When the user hits "Regenerate," we pass forceRefresh: true which bypasses the cache, generates a fresh summary, and overwrites the cached version.

What I Learned

The hard part was extraction, not AI. I spent more time debugging Readability edge cases -- paywalled sites, SPAs that load content after DOMContentLoaded, pages with multiple article-like sections -- than I spent on the AI integration. The Groq API just works. Getting clean text out of the wild web is the real challenge.

Users care about speed more than summary quality. The jump from 10+ seconds (OpenAI) to ~2 seconds (Groq) changed everything. At 10 seconds, people wonder if it is worth the wait. At 2 seconds, it feels instant, and they use it reflexively. The quality difference between GPT-3.5 and LLaMA 3.1 8B for summarization is marginal; the speed difference is transformative.

Groq's free tier is viable for production. Thirty requests per minute with no credit card required.

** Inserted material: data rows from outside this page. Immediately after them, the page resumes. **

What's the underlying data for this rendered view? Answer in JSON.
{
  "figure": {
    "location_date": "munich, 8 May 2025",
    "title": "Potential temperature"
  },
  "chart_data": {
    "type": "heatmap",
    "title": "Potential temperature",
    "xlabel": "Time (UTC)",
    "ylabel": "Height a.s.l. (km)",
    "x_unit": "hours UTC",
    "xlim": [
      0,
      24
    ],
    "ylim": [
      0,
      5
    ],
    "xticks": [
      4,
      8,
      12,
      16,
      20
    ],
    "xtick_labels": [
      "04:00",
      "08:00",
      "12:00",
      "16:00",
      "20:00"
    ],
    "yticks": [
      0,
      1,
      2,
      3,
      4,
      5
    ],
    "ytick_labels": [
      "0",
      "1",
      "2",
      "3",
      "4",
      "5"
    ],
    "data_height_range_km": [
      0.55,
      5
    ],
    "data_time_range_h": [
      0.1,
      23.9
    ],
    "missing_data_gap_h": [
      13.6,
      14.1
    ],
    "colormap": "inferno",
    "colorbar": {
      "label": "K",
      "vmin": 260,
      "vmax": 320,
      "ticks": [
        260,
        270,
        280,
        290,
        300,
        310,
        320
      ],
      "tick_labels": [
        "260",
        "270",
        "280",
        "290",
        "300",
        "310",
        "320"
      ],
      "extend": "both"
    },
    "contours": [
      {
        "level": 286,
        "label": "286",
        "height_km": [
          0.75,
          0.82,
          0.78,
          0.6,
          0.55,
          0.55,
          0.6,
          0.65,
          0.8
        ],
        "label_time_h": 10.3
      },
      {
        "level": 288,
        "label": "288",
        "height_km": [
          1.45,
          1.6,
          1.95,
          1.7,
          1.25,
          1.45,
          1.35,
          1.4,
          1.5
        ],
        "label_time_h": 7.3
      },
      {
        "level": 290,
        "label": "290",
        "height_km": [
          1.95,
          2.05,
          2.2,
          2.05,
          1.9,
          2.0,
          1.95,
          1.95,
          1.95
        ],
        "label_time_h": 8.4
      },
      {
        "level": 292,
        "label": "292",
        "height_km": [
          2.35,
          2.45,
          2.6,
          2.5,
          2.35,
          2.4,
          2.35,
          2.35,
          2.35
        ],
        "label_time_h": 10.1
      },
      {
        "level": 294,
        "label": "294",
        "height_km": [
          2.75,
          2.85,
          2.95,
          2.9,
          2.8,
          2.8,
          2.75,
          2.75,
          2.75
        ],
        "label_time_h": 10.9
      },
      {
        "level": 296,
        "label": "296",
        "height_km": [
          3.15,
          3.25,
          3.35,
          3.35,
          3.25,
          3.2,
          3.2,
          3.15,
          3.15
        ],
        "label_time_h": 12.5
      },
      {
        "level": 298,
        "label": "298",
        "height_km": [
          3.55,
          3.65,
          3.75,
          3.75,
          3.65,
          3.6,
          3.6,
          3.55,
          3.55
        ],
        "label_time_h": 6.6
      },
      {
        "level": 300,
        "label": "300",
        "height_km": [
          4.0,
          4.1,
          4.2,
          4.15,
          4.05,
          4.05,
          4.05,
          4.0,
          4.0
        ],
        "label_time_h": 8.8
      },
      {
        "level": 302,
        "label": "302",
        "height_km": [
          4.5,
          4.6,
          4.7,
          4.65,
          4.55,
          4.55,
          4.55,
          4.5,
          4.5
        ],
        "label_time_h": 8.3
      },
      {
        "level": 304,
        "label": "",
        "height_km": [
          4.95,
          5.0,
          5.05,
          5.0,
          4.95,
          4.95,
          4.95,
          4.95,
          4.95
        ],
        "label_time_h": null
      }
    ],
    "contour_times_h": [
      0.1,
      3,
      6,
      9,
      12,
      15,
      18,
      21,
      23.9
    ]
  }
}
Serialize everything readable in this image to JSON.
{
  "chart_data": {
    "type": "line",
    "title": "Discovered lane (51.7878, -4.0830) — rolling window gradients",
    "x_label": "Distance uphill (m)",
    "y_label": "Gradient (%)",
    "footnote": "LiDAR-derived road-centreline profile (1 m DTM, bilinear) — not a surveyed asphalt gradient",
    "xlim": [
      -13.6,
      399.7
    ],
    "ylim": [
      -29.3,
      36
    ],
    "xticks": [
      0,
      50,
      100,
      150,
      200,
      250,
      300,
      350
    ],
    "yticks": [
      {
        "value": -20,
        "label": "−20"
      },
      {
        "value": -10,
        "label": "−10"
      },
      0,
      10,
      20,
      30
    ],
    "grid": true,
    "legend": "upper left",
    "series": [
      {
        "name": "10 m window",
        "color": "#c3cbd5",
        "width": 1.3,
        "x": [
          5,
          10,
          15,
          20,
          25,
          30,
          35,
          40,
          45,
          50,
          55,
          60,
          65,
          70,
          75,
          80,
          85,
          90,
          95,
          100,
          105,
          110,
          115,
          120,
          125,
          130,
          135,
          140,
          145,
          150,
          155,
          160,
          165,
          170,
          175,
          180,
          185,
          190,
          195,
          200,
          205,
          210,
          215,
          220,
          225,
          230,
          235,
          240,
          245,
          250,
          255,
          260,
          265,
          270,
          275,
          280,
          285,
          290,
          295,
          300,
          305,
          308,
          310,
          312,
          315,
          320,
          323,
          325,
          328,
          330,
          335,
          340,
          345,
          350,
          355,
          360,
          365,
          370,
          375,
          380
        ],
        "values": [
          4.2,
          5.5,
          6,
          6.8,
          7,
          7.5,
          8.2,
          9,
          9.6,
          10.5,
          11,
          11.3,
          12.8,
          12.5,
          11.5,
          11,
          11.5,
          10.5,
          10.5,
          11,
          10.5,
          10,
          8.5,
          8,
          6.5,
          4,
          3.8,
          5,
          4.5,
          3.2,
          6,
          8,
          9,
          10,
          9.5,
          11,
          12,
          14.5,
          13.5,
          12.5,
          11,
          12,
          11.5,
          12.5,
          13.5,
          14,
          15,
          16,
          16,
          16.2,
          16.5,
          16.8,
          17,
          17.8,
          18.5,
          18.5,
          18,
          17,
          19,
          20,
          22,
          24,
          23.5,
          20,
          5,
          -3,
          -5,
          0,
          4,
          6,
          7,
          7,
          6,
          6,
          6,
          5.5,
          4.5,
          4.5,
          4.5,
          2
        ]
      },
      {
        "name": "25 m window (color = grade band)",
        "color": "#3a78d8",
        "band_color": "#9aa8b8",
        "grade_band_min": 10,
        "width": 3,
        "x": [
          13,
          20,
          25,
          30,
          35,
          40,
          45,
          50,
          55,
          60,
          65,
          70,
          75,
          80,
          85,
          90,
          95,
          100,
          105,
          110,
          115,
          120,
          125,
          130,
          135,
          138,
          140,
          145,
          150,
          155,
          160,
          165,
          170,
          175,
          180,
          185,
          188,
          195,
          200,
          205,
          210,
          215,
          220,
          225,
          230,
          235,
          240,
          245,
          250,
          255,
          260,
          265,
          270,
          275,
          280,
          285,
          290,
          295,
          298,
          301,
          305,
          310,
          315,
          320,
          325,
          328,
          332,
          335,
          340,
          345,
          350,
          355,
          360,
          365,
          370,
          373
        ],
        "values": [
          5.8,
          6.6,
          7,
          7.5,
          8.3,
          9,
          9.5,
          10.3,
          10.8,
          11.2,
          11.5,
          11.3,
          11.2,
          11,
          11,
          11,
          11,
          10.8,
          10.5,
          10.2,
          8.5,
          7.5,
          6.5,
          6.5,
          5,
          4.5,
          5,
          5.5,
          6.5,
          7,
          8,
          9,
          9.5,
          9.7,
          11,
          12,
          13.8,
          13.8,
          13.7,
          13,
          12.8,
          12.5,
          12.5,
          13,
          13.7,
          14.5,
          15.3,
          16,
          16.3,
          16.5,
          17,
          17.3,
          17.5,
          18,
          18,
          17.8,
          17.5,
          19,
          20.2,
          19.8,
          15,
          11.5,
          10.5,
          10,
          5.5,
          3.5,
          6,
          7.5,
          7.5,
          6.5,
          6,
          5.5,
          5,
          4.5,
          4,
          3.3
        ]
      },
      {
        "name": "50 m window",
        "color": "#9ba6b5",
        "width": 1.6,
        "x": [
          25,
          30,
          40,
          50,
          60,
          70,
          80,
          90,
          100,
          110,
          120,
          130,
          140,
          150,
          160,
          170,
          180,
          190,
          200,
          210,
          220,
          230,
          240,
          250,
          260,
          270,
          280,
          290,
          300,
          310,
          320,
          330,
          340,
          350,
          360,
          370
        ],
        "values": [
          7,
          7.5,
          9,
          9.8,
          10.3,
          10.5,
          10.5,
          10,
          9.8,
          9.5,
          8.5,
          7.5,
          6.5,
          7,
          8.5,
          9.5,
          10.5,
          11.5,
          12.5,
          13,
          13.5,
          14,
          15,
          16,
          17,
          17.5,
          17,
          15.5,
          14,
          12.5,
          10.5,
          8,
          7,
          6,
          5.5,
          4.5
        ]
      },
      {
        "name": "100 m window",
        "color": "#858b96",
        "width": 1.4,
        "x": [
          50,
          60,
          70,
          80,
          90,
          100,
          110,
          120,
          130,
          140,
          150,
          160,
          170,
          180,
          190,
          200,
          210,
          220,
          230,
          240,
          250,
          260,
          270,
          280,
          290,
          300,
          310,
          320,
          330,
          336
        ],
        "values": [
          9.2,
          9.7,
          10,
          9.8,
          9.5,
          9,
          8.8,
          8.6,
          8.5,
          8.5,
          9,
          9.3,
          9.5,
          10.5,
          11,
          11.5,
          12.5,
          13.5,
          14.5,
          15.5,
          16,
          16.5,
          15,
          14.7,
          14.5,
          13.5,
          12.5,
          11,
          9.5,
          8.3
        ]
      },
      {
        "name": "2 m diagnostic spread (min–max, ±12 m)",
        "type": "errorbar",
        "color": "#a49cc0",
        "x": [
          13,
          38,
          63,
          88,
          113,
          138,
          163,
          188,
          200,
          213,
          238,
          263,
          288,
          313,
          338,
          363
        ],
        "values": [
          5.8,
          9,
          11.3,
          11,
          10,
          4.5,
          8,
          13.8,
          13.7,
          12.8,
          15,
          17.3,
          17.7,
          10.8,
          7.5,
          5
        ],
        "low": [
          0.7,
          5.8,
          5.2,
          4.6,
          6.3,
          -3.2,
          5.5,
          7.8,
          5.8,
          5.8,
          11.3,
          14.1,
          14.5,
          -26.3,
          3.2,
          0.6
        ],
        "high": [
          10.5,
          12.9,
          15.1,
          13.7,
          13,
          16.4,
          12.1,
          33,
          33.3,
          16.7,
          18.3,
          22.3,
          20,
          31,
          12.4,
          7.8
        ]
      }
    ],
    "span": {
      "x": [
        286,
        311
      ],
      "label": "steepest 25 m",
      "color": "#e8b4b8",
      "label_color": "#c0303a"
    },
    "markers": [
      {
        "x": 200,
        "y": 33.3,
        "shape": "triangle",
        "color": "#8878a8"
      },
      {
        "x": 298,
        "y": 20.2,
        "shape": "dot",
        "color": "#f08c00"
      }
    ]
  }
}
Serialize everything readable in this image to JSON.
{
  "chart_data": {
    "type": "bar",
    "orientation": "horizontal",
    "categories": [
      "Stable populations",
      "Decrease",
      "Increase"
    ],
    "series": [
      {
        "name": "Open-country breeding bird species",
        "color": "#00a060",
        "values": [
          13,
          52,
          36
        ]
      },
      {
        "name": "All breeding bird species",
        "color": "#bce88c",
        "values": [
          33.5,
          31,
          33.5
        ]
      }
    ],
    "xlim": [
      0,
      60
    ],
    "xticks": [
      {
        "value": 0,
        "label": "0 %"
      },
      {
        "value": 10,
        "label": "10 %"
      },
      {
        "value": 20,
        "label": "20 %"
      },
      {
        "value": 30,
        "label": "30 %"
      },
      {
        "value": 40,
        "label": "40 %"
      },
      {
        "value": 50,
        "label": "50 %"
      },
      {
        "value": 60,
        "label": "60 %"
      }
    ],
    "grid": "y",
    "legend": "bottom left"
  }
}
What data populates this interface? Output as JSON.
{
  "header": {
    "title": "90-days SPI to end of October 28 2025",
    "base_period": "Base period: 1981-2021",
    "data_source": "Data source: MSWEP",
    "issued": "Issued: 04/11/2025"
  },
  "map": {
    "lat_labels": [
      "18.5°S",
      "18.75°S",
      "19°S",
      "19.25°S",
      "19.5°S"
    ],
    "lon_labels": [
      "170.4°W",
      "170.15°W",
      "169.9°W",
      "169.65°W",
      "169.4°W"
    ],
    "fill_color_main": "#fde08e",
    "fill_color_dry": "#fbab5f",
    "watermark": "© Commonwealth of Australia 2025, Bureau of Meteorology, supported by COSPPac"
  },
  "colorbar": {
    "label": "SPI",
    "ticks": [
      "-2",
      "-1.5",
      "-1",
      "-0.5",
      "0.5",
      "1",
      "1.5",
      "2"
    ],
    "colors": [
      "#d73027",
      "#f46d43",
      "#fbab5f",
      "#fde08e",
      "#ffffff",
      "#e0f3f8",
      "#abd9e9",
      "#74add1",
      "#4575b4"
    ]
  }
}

For a browser extension where each user generates maybe 10-20 summaries per day, this is more than sufficient. If you are building a developer tool or personal productivity app, you do not need to spin up your own inference server.

Manifest V3 is an improvement, but the migration pain is real. The service worker lifecycle, the restricted API surface, the new permissions model -- they all push you toward better patterns (no persistent background state, explicit permissions, declarative APIs). But the documentation assumes you already know what changed, and debugging a terminated service worker is not fun.